El juez llama a declarar a un amigo de Germán como autor de una agresión a Imad

Concentración en apoyo a Germán, en octubre de 2017. / P. CITOULA
Concentración en apoyo a Germán, en octubre de 2017. / P. CITOULA

Se trata de un compañero que estaba con el camarero cuando fue atacado brutalmente por un grupo de jóvenes en una zona de ocio

OLAYA SUÁREZGIJÓN.

El juez que instruye la causa por la agresión a Germán Fernández, perpetrada en julio de 2017 en Fomento, ha citado a declarar en calidad de imputado a uno de sus amigos que le acompañaba aquella noche. Está acusado de un delito de lesiones a Imad A., uno de los procesados que permanece en prisión por el ataque al camarero que le provocó graves lesiones neurológicas.

Será hoy cuando el amigo declare ante el juez para explicar los hechos. Imad A. le denunció por haber iniciado una discusión y agredirle. Llegó a aportar un parte de lesiones. De forma inicial esa denuncia fue archivada, si bien posteriormente se estimó el recurso presentado y ha deberá comparecer como investigado.

Germán estaba con él y con otros compañeros de trabajo, disfrutando de la noche de verano después de acabar su jornada laboral en una sidrería de Poniente.
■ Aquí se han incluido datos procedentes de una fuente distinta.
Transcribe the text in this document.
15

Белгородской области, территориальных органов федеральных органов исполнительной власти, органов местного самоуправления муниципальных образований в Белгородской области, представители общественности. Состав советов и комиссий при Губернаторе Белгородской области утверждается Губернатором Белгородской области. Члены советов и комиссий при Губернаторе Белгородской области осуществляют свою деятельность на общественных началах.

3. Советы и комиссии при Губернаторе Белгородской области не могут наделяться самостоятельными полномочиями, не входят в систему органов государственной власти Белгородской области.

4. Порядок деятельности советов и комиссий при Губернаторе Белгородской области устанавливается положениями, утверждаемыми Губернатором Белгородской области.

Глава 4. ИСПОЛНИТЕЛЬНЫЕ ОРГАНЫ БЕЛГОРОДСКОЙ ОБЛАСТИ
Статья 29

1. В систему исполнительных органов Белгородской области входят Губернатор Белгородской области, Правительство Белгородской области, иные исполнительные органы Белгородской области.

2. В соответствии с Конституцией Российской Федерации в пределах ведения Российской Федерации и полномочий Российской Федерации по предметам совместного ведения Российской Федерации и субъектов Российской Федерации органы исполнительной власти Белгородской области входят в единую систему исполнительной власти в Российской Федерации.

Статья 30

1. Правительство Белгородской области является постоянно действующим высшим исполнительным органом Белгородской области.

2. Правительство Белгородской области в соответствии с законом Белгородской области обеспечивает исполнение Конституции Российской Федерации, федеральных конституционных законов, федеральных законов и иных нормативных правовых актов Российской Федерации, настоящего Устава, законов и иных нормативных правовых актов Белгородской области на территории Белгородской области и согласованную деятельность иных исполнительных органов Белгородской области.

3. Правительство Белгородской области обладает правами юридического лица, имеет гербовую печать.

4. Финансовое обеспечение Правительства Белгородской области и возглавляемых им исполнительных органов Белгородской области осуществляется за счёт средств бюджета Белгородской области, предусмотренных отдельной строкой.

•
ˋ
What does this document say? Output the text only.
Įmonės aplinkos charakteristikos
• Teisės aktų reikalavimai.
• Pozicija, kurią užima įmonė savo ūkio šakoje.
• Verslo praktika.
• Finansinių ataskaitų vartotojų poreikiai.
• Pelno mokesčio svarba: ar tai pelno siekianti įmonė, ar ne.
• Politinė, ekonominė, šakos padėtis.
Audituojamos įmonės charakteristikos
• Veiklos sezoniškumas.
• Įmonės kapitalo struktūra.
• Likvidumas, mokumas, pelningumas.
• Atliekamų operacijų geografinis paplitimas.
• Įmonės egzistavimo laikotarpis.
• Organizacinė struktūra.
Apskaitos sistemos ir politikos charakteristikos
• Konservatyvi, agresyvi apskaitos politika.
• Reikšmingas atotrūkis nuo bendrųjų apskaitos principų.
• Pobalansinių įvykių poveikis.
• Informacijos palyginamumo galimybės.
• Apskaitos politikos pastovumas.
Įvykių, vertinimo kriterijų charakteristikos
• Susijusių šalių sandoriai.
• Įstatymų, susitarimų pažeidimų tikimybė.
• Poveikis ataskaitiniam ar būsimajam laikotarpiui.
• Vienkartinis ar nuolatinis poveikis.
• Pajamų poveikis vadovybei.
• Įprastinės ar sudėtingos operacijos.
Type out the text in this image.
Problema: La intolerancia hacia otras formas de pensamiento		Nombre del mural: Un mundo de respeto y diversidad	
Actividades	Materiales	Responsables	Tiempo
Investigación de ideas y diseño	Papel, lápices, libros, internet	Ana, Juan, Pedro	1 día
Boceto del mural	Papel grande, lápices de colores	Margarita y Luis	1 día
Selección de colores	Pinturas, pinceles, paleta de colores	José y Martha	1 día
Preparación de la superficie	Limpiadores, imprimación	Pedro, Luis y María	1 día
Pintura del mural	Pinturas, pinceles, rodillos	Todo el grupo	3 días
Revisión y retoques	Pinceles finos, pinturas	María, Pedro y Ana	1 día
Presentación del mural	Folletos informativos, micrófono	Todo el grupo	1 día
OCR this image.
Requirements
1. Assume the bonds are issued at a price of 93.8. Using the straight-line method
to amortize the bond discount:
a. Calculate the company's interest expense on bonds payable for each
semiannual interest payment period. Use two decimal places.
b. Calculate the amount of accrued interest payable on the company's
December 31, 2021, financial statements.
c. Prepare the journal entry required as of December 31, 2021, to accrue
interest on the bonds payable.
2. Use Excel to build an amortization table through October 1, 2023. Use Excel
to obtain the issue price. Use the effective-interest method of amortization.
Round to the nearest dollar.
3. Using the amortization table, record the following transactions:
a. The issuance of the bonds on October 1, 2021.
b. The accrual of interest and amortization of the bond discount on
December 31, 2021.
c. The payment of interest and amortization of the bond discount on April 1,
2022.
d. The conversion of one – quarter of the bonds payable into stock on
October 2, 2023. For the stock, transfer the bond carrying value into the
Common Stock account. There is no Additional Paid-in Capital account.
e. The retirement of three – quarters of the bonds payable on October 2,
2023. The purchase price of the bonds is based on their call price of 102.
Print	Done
Se encontraron con el grupo de los agresores en un bar y una vez en la calle, se produjo la agresión al joven de 24 años. Los atacantes huyeron antes de que llegase la Policía, dejando a la víctima inconsciente y con un daño cerebral de extrema gravedad. Permaneció en la UCI del HUCA más de un mes y aún a día de hoy continúa acudiendo a diario a rehabilitación.

Las investigaciones policiales iniciadas en ese mismo momento posibilitaron la detención de ocho jóvenes que participaron, en menor y mayor medida según el juez, en el violento episodio.

Cuatro de los imputados permanecen desde entones en el centro penitenciario de Asturias. Son Imad A. (de 20 años y natural de Marruecos); Yeray V. R. (de 21 y vecino de Gijón), Jorge A. (de 21 y vecino de Gijón) y Rubén A. H. (de 19 y residente en El Entrego). Este último se autoinculpó como autor del puñetazo que tumbó a Germán y le hizo golpearse la cabeza contra el suelo. En la investigación de la Policía Nacional, Rubén A. H. ya era considerado uno de los principales sospechosos, si bien en su primera declaración ante el juez negó su participación. Meses después, pidió de forma voluntaria volver a declarar en la fase de instrucción y cambió su versión inicial para confesar el ataque.

El equipo forense que evaluó el estado actual de Germán consideró que las lesiones sufridas lo han convertido en «un gran dependiente». El informe, aportado ya a la causa, detalla que no puede llevar una vida autónoma y que necesita ayuda constante para sus funciones básicas. El juicio está aún pendiente de señalar.